Underwriters are important in the financial world. They basically help in lowering the risk of the other party, but for a fee, commission, or interest. There could be several types of underwriters depending on the industry—for instance, equity markets underwriter, mortgage industry underwriter, insurance industry underwriter, etc.
An underwriter is responsible for assessing and evaluating the risk. It also decides if a firm should take up such a risk. Moreover, as said above, the underwriter also, in some cases, shares the risk in exchange for a fee or commission.
Types of Underwriters
Underwriters could be in every industry, but some of the most common types of underwriters are:
Mortgage underwriters need to ensure that the applicant for the mortgage loan meets the standards. For this, the underwriter needs to check the history of the applicant, credit score, and their present standing, such as a type of job and steady income. Underwriters also need to analyze the property under consideration to ensure the purchase price and the loan amounts are in alignment.
Even though the mortgage is a type of loan, there are underwriters for other types of loans as well—for example, auto loans, student loans, and more. Moreover, banks, both small and big, use the services of the underwriters to ascertain the risk of giving a loan. Also, the need for underwriters is not just when giving a loan to an individual but also while lending money to businesses.
Another common type of underwriter is an insurance underwriter. An insurance underwriter determines how risky the party seeking the insurance is. There are specialized underwriters for each type of insurance, such as auto insurance, life insurance, health insurance, etc. Along with determining the risk level, the insurance underwriter also has to ascertain if the applicant qualifies for a policy or how much cover is applicable. Insurance underwriters also review the coverage given to the existing policyholders to decide if the same coverage should continue or not.
Debt Security Underwriters
Such underwriters buy debt securities, including municipal bonds, government bonds, corporate bonds, and preference shares from the issuer. They then sell those debt securities to make a profit, or “underwriting spread.” Such underwriters may sell these financial instruments in the open market or to the agents, who then resell them to the end buyers.
Securities or Equities Underwriters
Such an underwriter is very different from other types of underwriters.
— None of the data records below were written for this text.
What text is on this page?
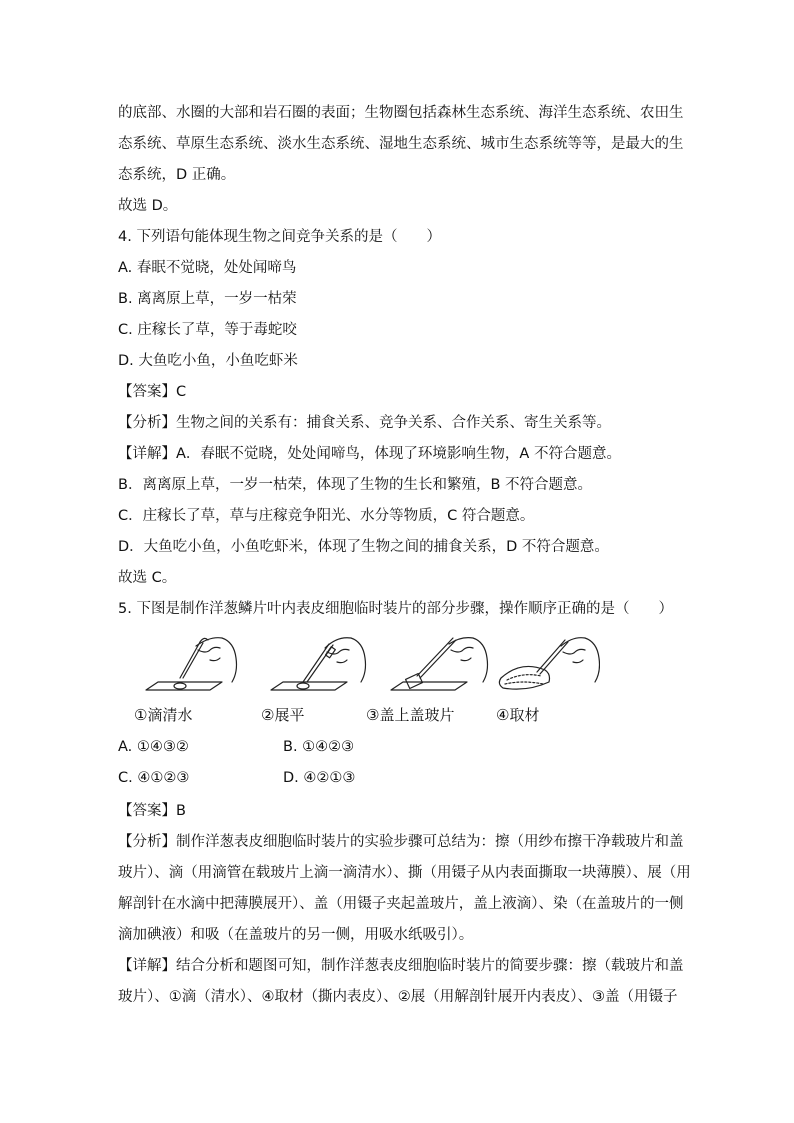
的底部、水圈的大部和岩石圈的表面；生物圈包括森林生态系统、海洋生态系统、农田生
态系统、草原生态系统、淡水生态系统、湿地生态系统、城市生态系统等等，是最大的生
态系统，D 正确。
故选 D。
4. 下列语句能体现生物之间竞争关系的是（　　）
A. 春眠不觉晓，处处闻啼鸟
B. 离离原上草，一岁一枯荣
C. 庄稼长了草，等于毒蛇咬
D. 大鱼吃小鱼，小鱼吃虾米
【答案】C
【分析】生物之间的关系有：捕食关系、竞争关系、合作关系、寄生关系等。
【详解】A．春眠不觉晓，处处闻啼鸟，体现了环境影响生物，A 不符合题意。
B．离离原上草，一岁一枯荣，体现了生物的生长和繁殖，B 不符合题意。
C．庄稼长了草，草与庄稼竞争阳光、水分等物质，C 符合题意。
D．大鱼吃小鱼，小鱼吃虾米，体现了生物之间的捕食关系，D 不符合题意。
故选 C。
5. 下图是制作洋葱鳞片叶内表皮细胞临时装片的部分步骤，操作顺序正确的是（　　）
①滴清水	②展平	③盖上盖玻片	④取材
A. ①④③②	B. ①④②③
C. ④①②③	D. ④②①③
【答案】B
【分析】制作洋葱表皮细胞临时装片的实验步骤可总结为：擦（用纱布擦干净载玻片和盖
玻片）、滴（用滴管在载玻片上滴一滴清水）、撕（用镊子从内表面撕取一块薄膜）、展（用
解剖针在水滴中把薄膜展开）、盖（用镊子夹起盖玻片，盖上液滴）、染（在盖玻片的一侧
滴加碘液）和吸（在盖玻片的另一侧，用吸水纸吸引）。
【详解】结合分析和题图可知，制作洋葱表皮细胞临时装片的简要步骤：擦（载玻片和盖
玻片）、①滴（清水）、④取材（撕内表皮）、②展（用解剖针展开内表皮）、③盖（用镊子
These underwriters are usually involved with the IPO (initial public offerings) process of a company. Securities or Equities Underwriters, which are primarily investment banks, enter into an agreement with the company to ensure that the public subscribes to the shares that a company issues.
Basically, they guarantee the sale of a certain minimum amount of shares by the public. If the public fails to subscribe to that amount of shares, then the underwriter takes up the balance shares. For this, the underwriter charges a commission.
Along with the guarantee thing, these underwriters also closely work with the company to ensure that they meet all the regulatory requirements, determine the price of the share, promote the securities, sell the securities, and more.
Usually, there are two types of securities underwriters – Institutional underwriters, which are specialized financial institutions, and Non-Institutional underwriters, which are mainly brokers.
On Basis of Risk
We can further classify securities and equities underwriters on the basis of the risk they assume. Usually, there is more than one underwriter handling the IPO (initial public offerings), and they are:
It is a financial institution or an investment bank that has the primary responsibility for managing the IPO. Or, if an offering is large, then a group of underwriters comes together to handle all the things. The underwriter leading this group is the lead underwriter. In case the offering is small, and only one financial institution gets the responsibility to handle the IPO. Then that underwriter is the lead underwriter.
Co-managers or Co-underwriters
In case of a big offering, all other underwriters apart from the lead underwriter are co-underwriters or co-managers.